Richtlijnen voor papier en speciaal afdrukmateriaal
Papierstoringen voorkomen
Automatische documentinvoer
Uw automatische documentinvoer kan voor de meeste papiersoorten worden gebruikt. Als u echter bang bent dat uw
document een storing in de automatische documentinvoer zal veroorzaken, raden wij u aan de flatbed te gebruiken om te
scannen.
De volgende materialen kunnen niet goed worden ingevoerd door de automatische documentinvoer:
•
Papier met een paperclip of nietje
•
Papier met niet-opgedroogde inkt
•
Papier dat niet overal even dik is, zoals enveloppen
•
Gekreukeld, gekruld, gevouwen of gescheurd papier
•
Overtrekpapier, gecoat papier of papier zonder carbon
•
Te groot of te klein papier (gebruik de flatbed)
•
Andere materialen dan papier, zoals textiel, metaal en OHP-films
•
Papier met gaatjes
•
Papier met een afwijkende (niet rechthoekige) vorm
•
Fotopapier
•
Papier met perforaties aan de zijkant
•
Heel dun papier
Printer
Gebruik geschikt afdrukmateriaal (papier, transparanten, etiketten en karton) zodat u probleemloos kunt afdrukken. Zie
Ondersteund afdrukmateriaal voor meer informatie.

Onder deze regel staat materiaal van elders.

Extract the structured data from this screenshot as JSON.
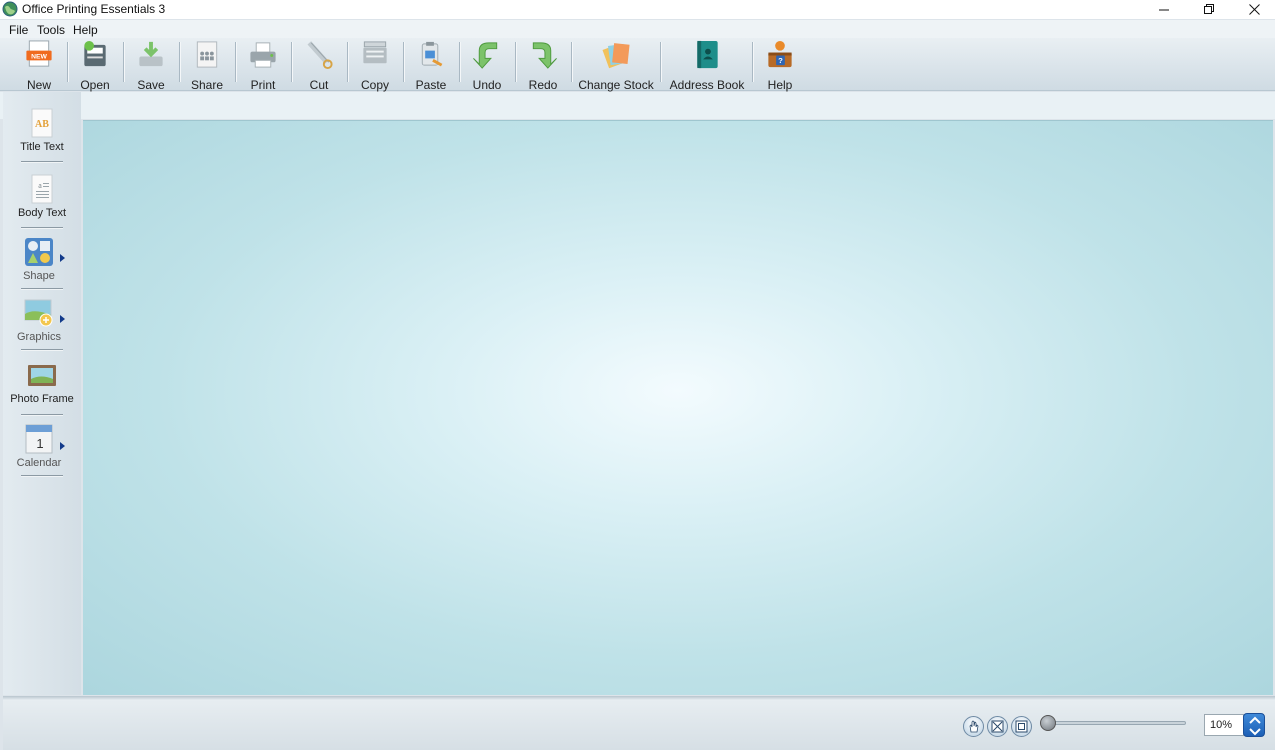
{
  "window": {
    "title": "Office Printing Essentials 3",
    "app_icon": "globe-icon",
    "controls": [
      "minimize-icon",
      "restore-icon",
      "close-icon"
    ]
  },
  "menu": {
    "items": [
      "File",
      "Tools",
      "Help"
    ]
  },
  "toolbar": {
    "buttons": [
      {
        "label": "New",
        "icon": "new-document-icon"
      },
      {
        "label": "Open",
        "icon": "open-folder-icon"
      },
      {
        "label": "Save",
        "icon": "save-icon"
      },
      {
        "label": "Share",
        "icon": "share-icon"
      },
      {
        "label": "Print",
        "icon": "printer-icon"
      },
      {
        "label": "Cut",
        "icon": "scissors-icon"
      },
      {
        "label": "Copy",
        "icon": "copier-icon"
      },
      {
        "label": "Paste",
        "icon": "paste-icon"
      },
      {
        "label": "Undo",
        "icon": "undo-icon"
      },
      {
        "label": "Redo",
        "icon": "redo-icon"
      },
      {
        "label": "Change Stock",
        "icon": "paper-stock-icon"
      },
      {
        "label": "Address Book",
        "icon": "address-book-icon"
      },
      {
        "label": "Help",
        "icon": "help-icon"
      }
    ]
  },
  "palette": {
    "items": [
      {
        "label": "Title Text",
        "icon": "title-text-icon",
        "has_submenu": false
      },
      {
        "label": "Body Text",
        "icon": "body-text-icon",
        "has_submenu": false
      },
      {
        "label": "Shape",
        "icon": "shape-icon",
        "has_submenu": true
      },
      {
        "label": "Graphics",
        "icon": "graphics-icon",
        "has_submenu": true
      },
      {
        "label": "Photo Frame",
        "icon": "photo-frame-icon",
        "has_submenu": false
      },
      {
        "label": "Calendar",
        "icon": "calendar-icon",
        "has_submenu": true
      }
    ]
  },
  "statusbar": {
    "tools": [
      "pan-hand-icon",
      "fit-page-icon",
      "actual-size-icon"
    ],
    "zoom_value": "10%",
    "zoom_fraction": 0.0
  },
  "colors": {
    "canvas_center": "#f3fbfe",
    "canvas_edge": "#acd6de",
    "toolbar_top": "#e9eff3",
    "toolbar_bottom": "#cfdbe3",
    "spinner": "#2a72c9"
  }
}
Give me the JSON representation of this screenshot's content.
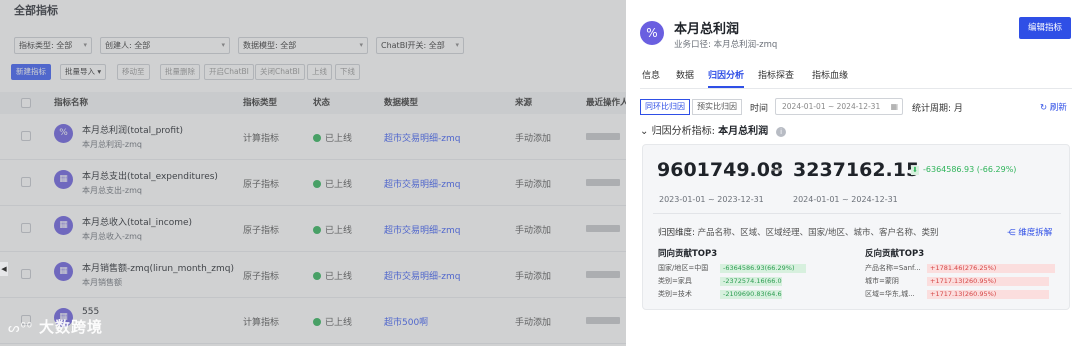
{
  "left": {
    "title": "全部指标",
    "filters": [
      "指标类型: 全部",
      "创建人: 全部",
      "数据模型: 全部",
      "ChatBI开关: 全部"
    ],
    "buttons": {
      "new": "新建指标",
      "import": "批量导入",
      "move": "移动至",
      "batch_delete": "批量删除",
      "enable_chatbi": "开启ChatBI",
      "disable_chatbi": "关闭ChatBI",
      "online": "上线",
      "offline": "下线"
    },
    "columns": [
      "指标名称",
      "指标类型",
      "状态",
      "数据模型",
      "来源",
      "最近操作人"
    ],
    "rows": [
      {
        "name": "本月总利润(total_profit)",
        "desc": "本月总利润-zmq",
        "icon": "percent-icon",
        "type": "计算指标",
        "status": "已上线",
        "model": "超市交易明细-zmq",
        "source": "手动添加"
      },
      {
        "name": "本月总支出(total_expenditures)",
        "desc": "本月总支出-zmq",
        "icon": "metric-icon",
        "type": "原子指标",
        "status": "已上线",
        "model": "超市交易明细-zmq",
        "source": "手动添加"
      },
      {
        "name": "本月总收入(total_income)",
        "desc": "本月总收入-zmq",
        "icon": "metric-icon",
        "type": "原子指标",
        "status": "已上线",
        "model": "超市交易明细-zmq",
        "source": "手动添加"
      },
      {
        "name": "本月销售额-zmq(lirun_month_zmq)",
        "desc": "本月销售额",
        "icon": "metric-icon",
        "type": "原子指标",
        "status": "已上线",
        "model": "超市交易明细-zmq",
        "source": "手动添加"
      },
      {
        "name": "555",
        "desc": "",
        "icon": "metric-icon",
        "type": "计算指标",
        "status": "已上线",
        "model": "超市500啊",
        "source": "手动添加"
      }
    ],
    "collapse_glyph": "◀",
    "watermark": "大数跨境"
  },
  "drawer": {
    "title": "本月总利润",
    "subtitle": "业务口径: 本月总利润-zmq",
    "edit_button": "编辑指标",
    "tabs": [
      "信息",
      "数据",
      "归因分析",
      "指标探查",
      "指标血缘"
    ],
    "active_tab": "归因分析",
    "compare": {
      "yoy": "同环比归因",
      "forecast": "预实比归因"
    },
    "time_label": "时间",
    "date_range": "2024-01-01 ~ 2024-12-31",
    "period_label": "统计周期: 月",
    "refresh": "刷新",
    "attribution_label": "归因分析指标:",
    "attribution_metric": "本月总利润",
    "base_value": "9601749.08",
    "current_value": "3237162.15",
    "change": "-6364586.93 (-66.29%)",
    "base_period": "2023-01-01 ~ 2023-12-31",
    "current_period": "2024-01-01 ~ 2024-12-31",
    "dims_label": "归因维度:",
    "dims_value": "产品名称、区域、区域经理、国家/地区、城市、客户名称、类别",
    "dim_breakdown": "维度拆解",
    "positive_title": "同向贡献TOP3",
    "negative_title": "反向贡献TOP3",
    "positive": [
      {
        "key": "国家/地区=中国",
        "value": "-6364586.93(66.29%)",
        "share": 0.66
      },
      {
        "key": "类别=家具",
        "value": "-2372574.16(66.07%)",
        "share": 0.24
      },
      {
        "key": "类别=技术",
        "value": "-2109690.83(64.60%)",
        "share": 0.22
      }
    ],
    "negative": [
      {
        "key": "产品名称=Sanf...",
        "value": "+1781.46(276.25%)",
        "share": 1.0
      },
      {
        "key": "城市=蒙阴",
        "value": "+1717.13(260.95%)",
        "share": 0.95
      },
      {
        "key": "区域=华东,城...",
        "value": "+1717.13(260.95%)",
        "share": 0.95
      }
    ],
    "colors": {
      "accent": "#2f4fe6",
      "down": "#2fb45a",
      "up": "#d64545",
      "icon_bg": "#6a5fe0"
    }
  }
}
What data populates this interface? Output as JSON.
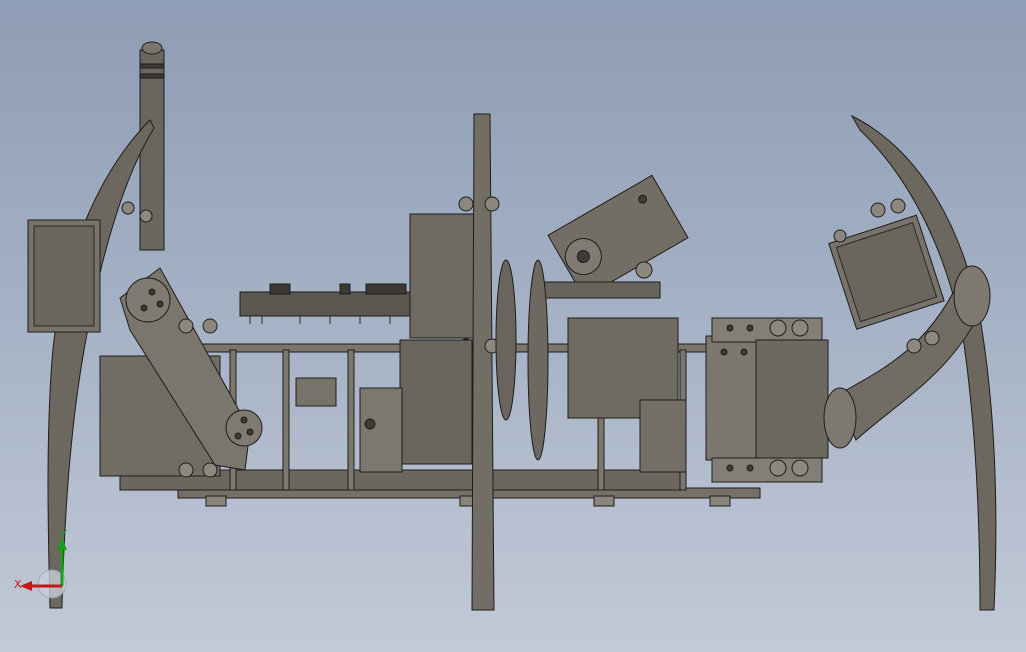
{
  "scene": {
    "description_hidden": "",
    "background_top": "#8e9db5",
    "background_bottom": "#c2cad8",
    "part_fill": "#6f6a62",
    "part_fill_light": "#807b72",
    "part_fill_dark": "#4e4a44",
    "edge_color": "#1f1d1a"
  },
  "triad": {
    "x_label": "X",
    "y_label": "Y",
    "x_color": "#c01818",
    "y_color": "#18a018",
    "x_icon": "x-axis-arrow-icon",
    "y_icon": "y-axis-arrow-icon"
  }
}
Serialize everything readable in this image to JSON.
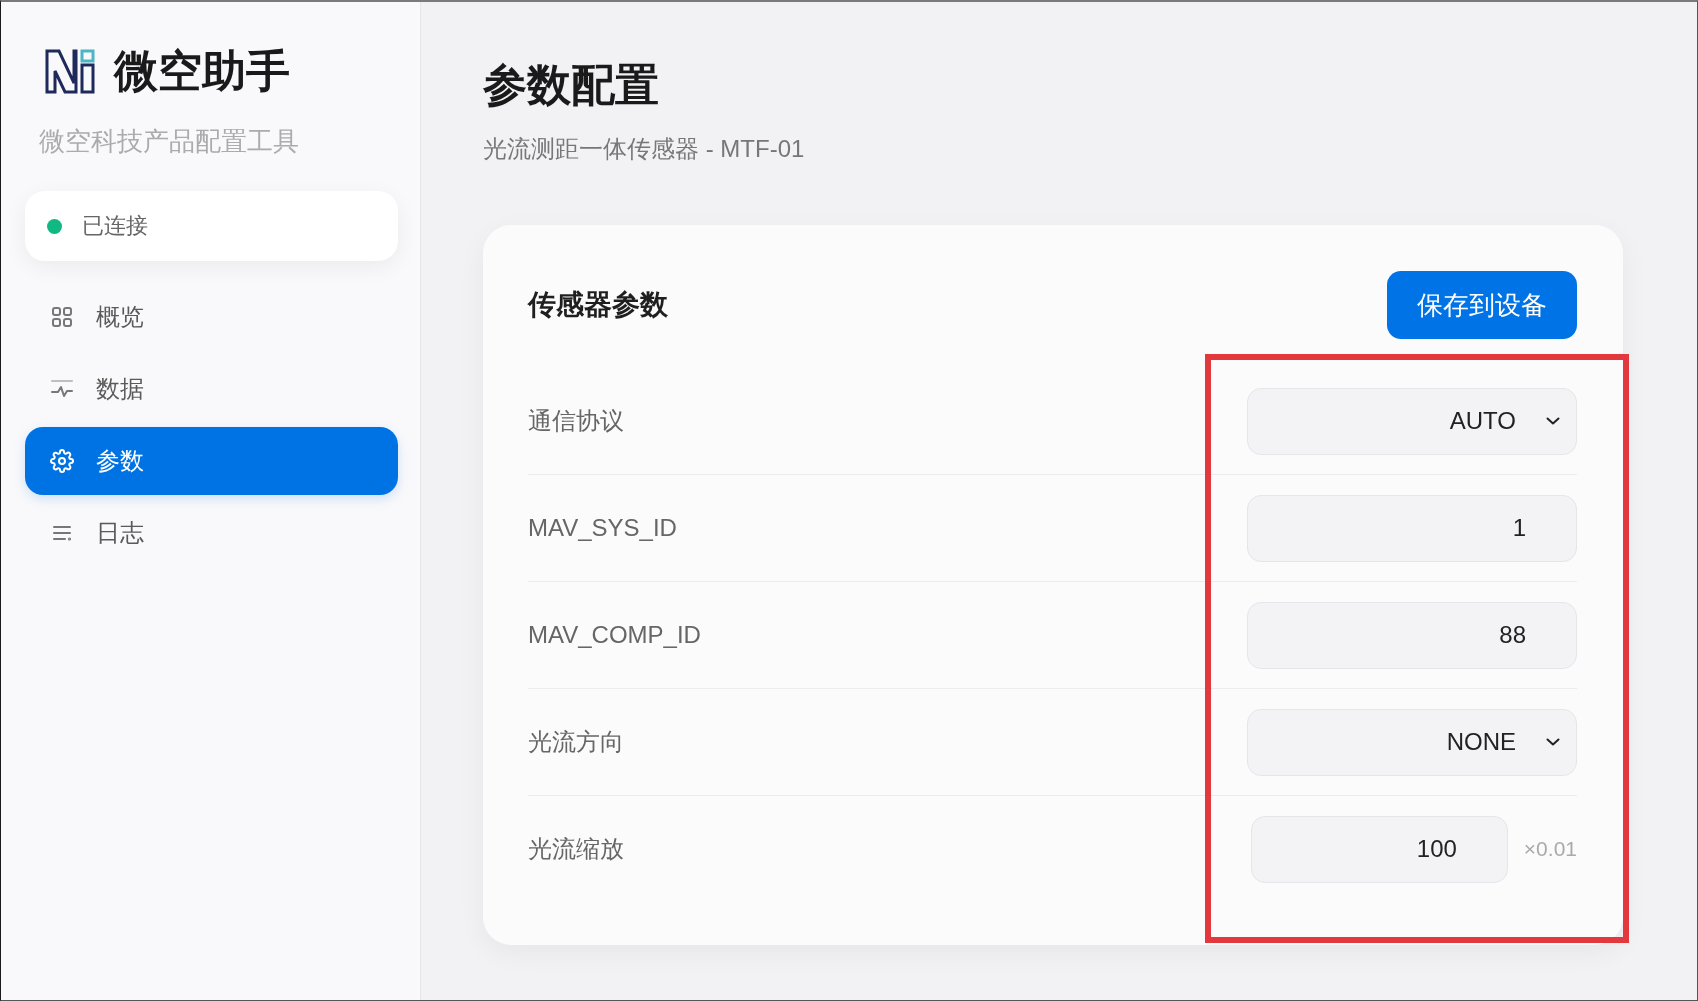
{
  "sidebar": {
    "app_title": "微空助手",
    "app_subtitle": "微空科技产品配置工具",
    "connection": {
      "label": "已连接",
      "connected": true
    },
    "nav_items": [
      {
        "label": "概览",
        "selected": false
      },
      {
        "label": "数据",
        "selected": false
      },
      {
        "label": "参数",
        "selected": true
      },
      {
        "label": "日志",
        "selected": false
      }
    ]
  },
  "header": {
    "title": "参数配置",
    "subtitle": "光流测距一体传感器 - MTF-01"
  },
  "card": {
    "title": "传感器参数",
    "save_button": "保存到设备",
    "params": [
      {
        "label": "通信协议",
        "kind": "select",
        "value": "AUTO"
      },
      {
        "label": "MAV_SYS_ID",
        "kind": "number",
        "value": "1"
      },
      {
        "label": "MAV_COMP_ID",
        "kind": "number",
        "value": "88"
      },
      {
        "label": "光流方向",
        "kind": "select",
        "value": "NONE"
      },
      {
        "label": "光流缩放",
        "kind": "number",
        "value": "100",
        "unit": "×0.01"
      }
    ]
  },
  "annotations": [
    {
      "kind": "rectangle"
    }
  ]
}
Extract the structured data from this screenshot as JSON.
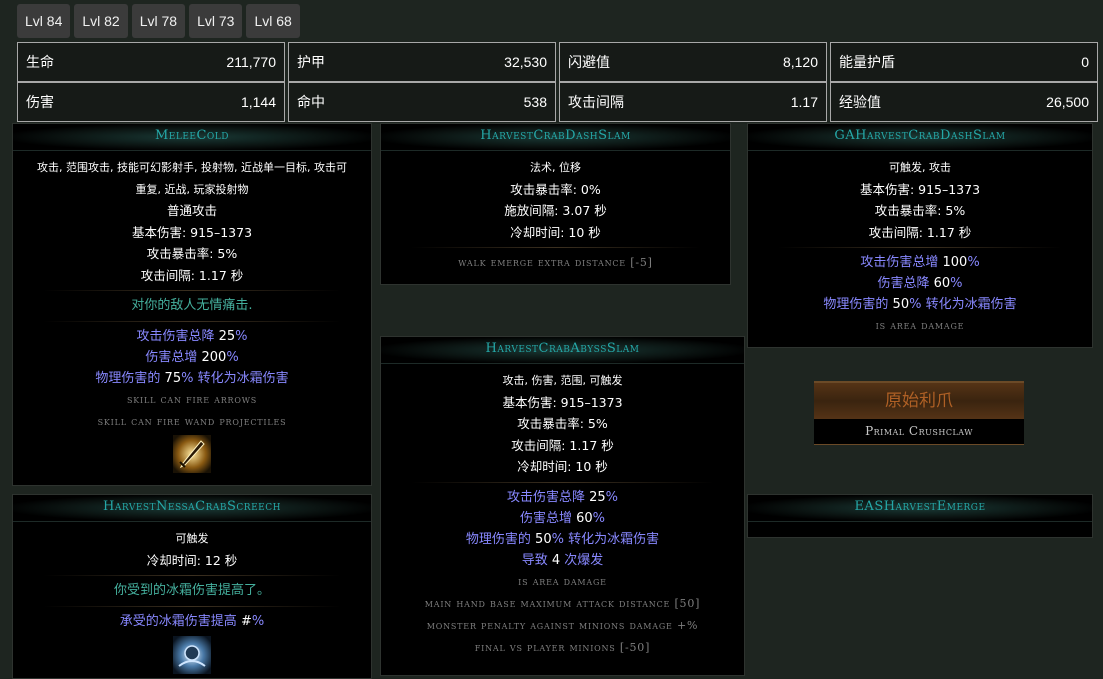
{
  "tabs": [
    "Lvl 84",
    "Lvl 82",
    "Lvl 78",
    "Lvl 73",
    "Lvl 68"
  ],
  "stats": [
    {
      "label": "生命",
      "value": "211,770"
    },
    {
      "label": "护甲",
      "value": "32,530"
    },
    {
      "label": "闪避值",
      "value": "8,120"
    },
    {
      "label": "能量护盾",
      "value": "0"
    },
    {
      "label": "伤害",
      "value": "1,144"
    },
    {
      "label": "命中",
      "value": "538"
    },
    {
      "label": "攻击间隔",
      "value": "1.17"
    },
    {
      "label": "经验值",
      "value": "26,500"
    }
  ],
  "melee_cold": {
    "title": "MeleeCold",
    "tags_line1": "攻击, 范围攻击, 技能可幻影射手, 投射物, 近战单一目标, 攻击可",
    "tags_line2": "重复, 近战, 玩家投射物",
    "type": "普通攻击",
    "base_damage": "基本伤害: 915–1373",
    "crit": "攻击暴击率: 5%",
    "attack_time": "攻击间隔: 1.17 秒",
    "flavour": "对你的敌人无情痛击.",
    "mod1_a": "攻击伤害总降",
    "mod1_b": "25",
    "mod1_c": "%",
    "mod2_a": "伤害总增",
    "mod2_b": "200",
    "mod2_c": "%",
    "mod3_a": "物理伤害的",
    "mod3_b": "75",
    "mod3_c": "% 转化为冰霜伤害",
    "stat1": "skill can fire arrows",
    "stat2": "skill can fire wand projectiles",
    "icon": "sword-skill-icon"
  },
  "dash_slam": {
    "title": "HarvestCrabDashSlam",
    "tags": "法术, 位移",
    "crit": "攻击暴击率: 0%",
    "cast_time": "施放间隔: 3.07 秒",
    "cooldown": "冷却时间: 10 秒",
    "stat1": "walk emerge extra distance [-5]"
  },
  "ga_dash_slam": {
    "title": "GAHarvestCrabDashSlam",
    "tags": "可触发, 攻击",
    "base_damage": "基本伤害: 915–1373",
    "crit": "攻击暴击率: 5%",
    "attack_time": "攻击间隔: 1.17 秒",
    "mod1_a": "攻击伤害总增",
    "mod1_b": "100",
    "mod1_c": "%",
    "mod2_a": "伤害总降",
    "mod2_b": "60",
    "mod2_c": "%",
    "mod3_a": "物理伤害的",
    "mod3_b": "50",
    "mod3_c": "% 转化为冰霜伤害",
    "stat1": "is area damage"
  },
  "abyss_slam": {
    "title": "HarvestCrabAbyssSlam",
    "tags": "攻击, 伤害, 范围, 可触发",
    "base_damage": "基本伤害: 915–1373",
    "crit": "攻击暴击率: 5%",
    "attack_time": "攻击间隔: 1.17 秒",
    "cooldown": "冷却时间: 10 秒",
    "mod1_a": "攻击伤害总降",
    "mod1_b": "25",
    "mod1_c": "%",
    "mod2_a": "伤害总增",
    "mod2_b": "60",
    "mod2_c": "%",
    "mod3_a": "物理伤害的",
    "mod3_b": "50",
    "mod3_c": "% 转化为冰霜伤害",
    "mod4_a": "导致",
    "mod4_b": "4",
    "mod4_c": "次爆发",
    "stat1": "is area damage",
    "stat2": "main hand base maximum attack distance [50]",
    "stat3": "monster penalty against minions damage +%",
    "stat4": "final vs player minions [-50]"
  },
  "nessa_screech": {
    "title": "HarvestNessaCrabScreech",
    "tags": "可触发",
    "cooldown": "冷却时间: 12 秒",
    "flavour": "你受到的冰霜伤害提高了。",
    "mod1_a": "承受的冰霜伤害提高",
    "mod1_b": "#",
    "mod1_c": "%",
    "icon": "screech-skill-icon"
  },
  "unique_item": {
    "name": "原始利爪",
    "base": "Primal Crushclaw"
  },
  "eas_emerge": {
    "title": "EASHarvestEmerge"
  }
}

Opmerking: probeer altijd eerst het afdrukmateriaal uit dat u wilt gaan gebruiken, voordat u grote hoeveelheden
aanschaft.
De meeste storingen kunt u vermijden door het juiste afdrukmateriaal te kiezen en het afdrukmateriaal op de juiste wijze te
plaatsen. Zie Standaardladen en optionele laden vullen, De universeellader vullen of De lader voor 2000 vel vullen
voor gedetailleerde instructies voor het plaatsen van afdrukmateriaal.
De volgende tips kunnen papierstoringen helpen voorkomen:
•
Gebruik alleen aanbevolen afdrukmateriaal.
•
Plaats nooit te veel afdrukmateriaal in de laden. Zorg ervoor dat de stapel niet hoger is dan de maximale
stapelhoogte die met labels wordt aangegeven in de laden.
•
Plaats nooit gekreukt, gevouwen, vochtig of kromgetrokken afdrukmateriaal.
•
Buig het afdrukmateriaal, waaier het uit en maak er een rechte stapel van voordat u het in de printer plaatst. Als
zich storingen met het afdrukmateriaal voordoen wanneer u de universeellader gebruikt, probeer dan handmatig
met één vel tegelijk te plaatsen.
•
Gebruik geen afdrukmateriaal dat u zelf op maat hebt gesneden of geknipt.
•
Plaats geen afdrukmateriaal van verschillend formaat, verschillend gewicht of verschillende soorten in dezelfde
lade.
•
Zorg ervoor dat de aanbevolen afdrukzijde voor enkel- of dubbelzijdig afdrukken in de lade is geplaatst.
•
Bewaar het afdrukmateriaal in een geschikte omgeving. Zie Afdrukmateriaal bewaren.